Dr. Dragutin Petkovic, Professor of Computer Science at San Francisco State University, was heralded by conference organizers as being more cautious about AI, possibly even in disagreement with the other speakers. However, his talk more concerned how best to educate doctors and other clinicians about big data and medical AI technology, using illustrative examples and simulations so they would know how to interpret the results they received and how best to explain them to patients. This was a solid reminder that technology does not exist in a vacuum – it is part of an ecosystem in the medical world that includes human input at many levels.
Several speakers at the conference pointed to potential risks to consider when using AI technology for genome-related research. The data that we have currently is likely biased because people from some geographical areas and socio-economic groups are over-represented given their numbers in the world population. So if computers develop their sense of what is ‘normal’ based on that data, they could inherit our prejudices. As in the Alice Walker quote, people are highly individual and what we consider ‘normal,’ even something such as base body temperature, varies naturally among people. There’s more than one way to be ‘normal’ and ‘healthy’ and it can vary depending on the groups to which one belongs and one’s own experiences and environment.
Big data will definitely allow us to examine populations at a much higher level of dimensionality – grouping patients by ethnicity, gender, nationality, age, prior medical history, or any other form of classification. However, will a computer be able to figure out which sort of comparisons actually produce relevant information? There’s the joke about a new medical assistant who worked long and hard to organize a doctor’s medical files – with patient information arranged by their height! Speakers suggested that computers could learn to look at relevant factors over time – or perhaps discover new relationships among data that humans have not yet ascertained, which is the hope of much of this investment in technology.
Dr. Jochen Kumm had this retort when people told him that AI was a mysterious ‘black box’: ‘So’s the human brain! We don’t know too much about how that works, how it gets the answers we get, yet we still use it!’ He said that artificial intelligence held the potential to save lives and money so we should use it intelligently.
One success story was that of the final speaker, Dr. Michael Snyder, department chair of genetics at Stanford University. A firm believer in personalized medicine, he wears a smart watch that monitors his blood oxygen levels. This tipped him off that he was getting sick, likely with Lyme disease because he’d recently been to a tick-infested area, and he was able to ask for and receive early treatment for the condition. It took him a little bit of convincing to get his physician to go along with his smart watch, which highlights the need for a very human aspect of medicine: professionals listening to patients.

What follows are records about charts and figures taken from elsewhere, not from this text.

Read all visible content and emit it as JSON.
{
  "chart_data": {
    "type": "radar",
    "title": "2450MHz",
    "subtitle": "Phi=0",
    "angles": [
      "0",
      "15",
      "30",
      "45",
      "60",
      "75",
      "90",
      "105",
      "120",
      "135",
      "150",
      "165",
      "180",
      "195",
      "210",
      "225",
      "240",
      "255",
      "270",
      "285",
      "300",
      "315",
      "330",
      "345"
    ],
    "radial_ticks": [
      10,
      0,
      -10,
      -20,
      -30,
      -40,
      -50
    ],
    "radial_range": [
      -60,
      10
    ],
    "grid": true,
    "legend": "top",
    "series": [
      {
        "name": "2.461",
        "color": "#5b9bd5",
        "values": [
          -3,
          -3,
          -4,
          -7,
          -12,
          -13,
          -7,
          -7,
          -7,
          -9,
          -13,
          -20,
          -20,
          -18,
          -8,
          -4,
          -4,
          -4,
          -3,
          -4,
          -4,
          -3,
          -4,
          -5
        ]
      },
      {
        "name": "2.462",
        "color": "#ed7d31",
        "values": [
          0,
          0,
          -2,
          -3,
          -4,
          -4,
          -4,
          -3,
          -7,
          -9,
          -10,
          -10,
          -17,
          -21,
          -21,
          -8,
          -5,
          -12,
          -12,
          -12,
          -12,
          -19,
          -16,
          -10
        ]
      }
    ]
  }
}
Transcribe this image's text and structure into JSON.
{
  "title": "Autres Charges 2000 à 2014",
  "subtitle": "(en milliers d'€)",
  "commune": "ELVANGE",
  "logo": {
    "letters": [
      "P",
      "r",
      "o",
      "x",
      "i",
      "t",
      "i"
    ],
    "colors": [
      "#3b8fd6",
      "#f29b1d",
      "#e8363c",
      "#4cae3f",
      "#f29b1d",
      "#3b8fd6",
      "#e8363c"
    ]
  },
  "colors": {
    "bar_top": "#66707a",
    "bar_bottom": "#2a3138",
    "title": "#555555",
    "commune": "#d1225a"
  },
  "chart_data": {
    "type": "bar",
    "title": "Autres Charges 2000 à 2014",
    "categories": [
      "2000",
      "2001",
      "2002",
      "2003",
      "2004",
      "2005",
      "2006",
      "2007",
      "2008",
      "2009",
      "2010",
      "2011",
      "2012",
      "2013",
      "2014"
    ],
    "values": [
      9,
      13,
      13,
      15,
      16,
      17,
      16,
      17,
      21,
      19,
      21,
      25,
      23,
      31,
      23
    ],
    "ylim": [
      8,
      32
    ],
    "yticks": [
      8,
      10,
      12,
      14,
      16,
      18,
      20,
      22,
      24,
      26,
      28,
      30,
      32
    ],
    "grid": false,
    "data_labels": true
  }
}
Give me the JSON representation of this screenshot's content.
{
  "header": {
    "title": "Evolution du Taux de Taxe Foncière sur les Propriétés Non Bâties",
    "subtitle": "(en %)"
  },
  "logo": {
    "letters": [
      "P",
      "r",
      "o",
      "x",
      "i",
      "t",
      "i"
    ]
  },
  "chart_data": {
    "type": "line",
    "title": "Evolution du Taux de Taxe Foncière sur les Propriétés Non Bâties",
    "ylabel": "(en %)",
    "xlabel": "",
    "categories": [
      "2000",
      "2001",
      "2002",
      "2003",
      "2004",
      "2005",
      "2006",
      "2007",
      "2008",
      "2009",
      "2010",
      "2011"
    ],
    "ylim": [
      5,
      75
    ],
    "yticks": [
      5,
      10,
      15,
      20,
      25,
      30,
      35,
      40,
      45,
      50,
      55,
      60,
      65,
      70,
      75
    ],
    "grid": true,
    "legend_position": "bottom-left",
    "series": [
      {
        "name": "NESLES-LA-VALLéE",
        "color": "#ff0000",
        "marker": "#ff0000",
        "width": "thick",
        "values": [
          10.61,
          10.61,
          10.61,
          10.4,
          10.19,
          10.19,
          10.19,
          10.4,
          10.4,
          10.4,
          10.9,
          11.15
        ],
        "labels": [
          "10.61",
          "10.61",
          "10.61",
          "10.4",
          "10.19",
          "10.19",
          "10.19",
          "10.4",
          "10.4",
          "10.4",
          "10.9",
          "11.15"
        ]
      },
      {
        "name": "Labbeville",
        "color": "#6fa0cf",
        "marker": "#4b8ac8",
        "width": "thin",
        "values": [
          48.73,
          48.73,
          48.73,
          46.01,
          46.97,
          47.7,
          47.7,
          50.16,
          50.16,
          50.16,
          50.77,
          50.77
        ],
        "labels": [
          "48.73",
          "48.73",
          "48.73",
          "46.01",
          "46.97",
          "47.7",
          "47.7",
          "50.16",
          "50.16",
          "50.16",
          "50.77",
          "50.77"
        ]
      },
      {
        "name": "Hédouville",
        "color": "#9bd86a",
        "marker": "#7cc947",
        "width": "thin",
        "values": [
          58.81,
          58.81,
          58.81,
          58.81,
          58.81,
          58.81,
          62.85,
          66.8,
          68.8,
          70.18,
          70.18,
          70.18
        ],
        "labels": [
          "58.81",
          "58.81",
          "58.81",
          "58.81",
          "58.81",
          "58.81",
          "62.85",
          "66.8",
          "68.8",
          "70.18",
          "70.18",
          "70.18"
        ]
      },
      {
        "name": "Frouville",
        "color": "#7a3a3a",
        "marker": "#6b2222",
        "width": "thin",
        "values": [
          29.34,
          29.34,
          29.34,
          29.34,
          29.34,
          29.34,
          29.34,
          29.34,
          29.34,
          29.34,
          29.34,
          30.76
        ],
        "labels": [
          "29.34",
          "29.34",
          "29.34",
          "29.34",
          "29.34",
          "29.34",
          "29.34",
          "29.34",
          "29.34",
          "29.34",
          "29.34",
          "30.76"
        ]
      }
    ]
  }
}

Hopefully, with the help of big data, artificial intelligence, machine learning, and a more personalized look at our individual genomes, we can come closer to understanding how medicine works best for each of us ‘tangled, twisted, and beautiful trees.’
After the conference, we mingled over refreshments and heard several graduate students discuss their work, which also incorporated technology. One group of students was developing an app connecting students to campus health services, and another was creating an app to help people determine when they were too drunk to drive. Others worked on understanding whether women experience pain differently from men.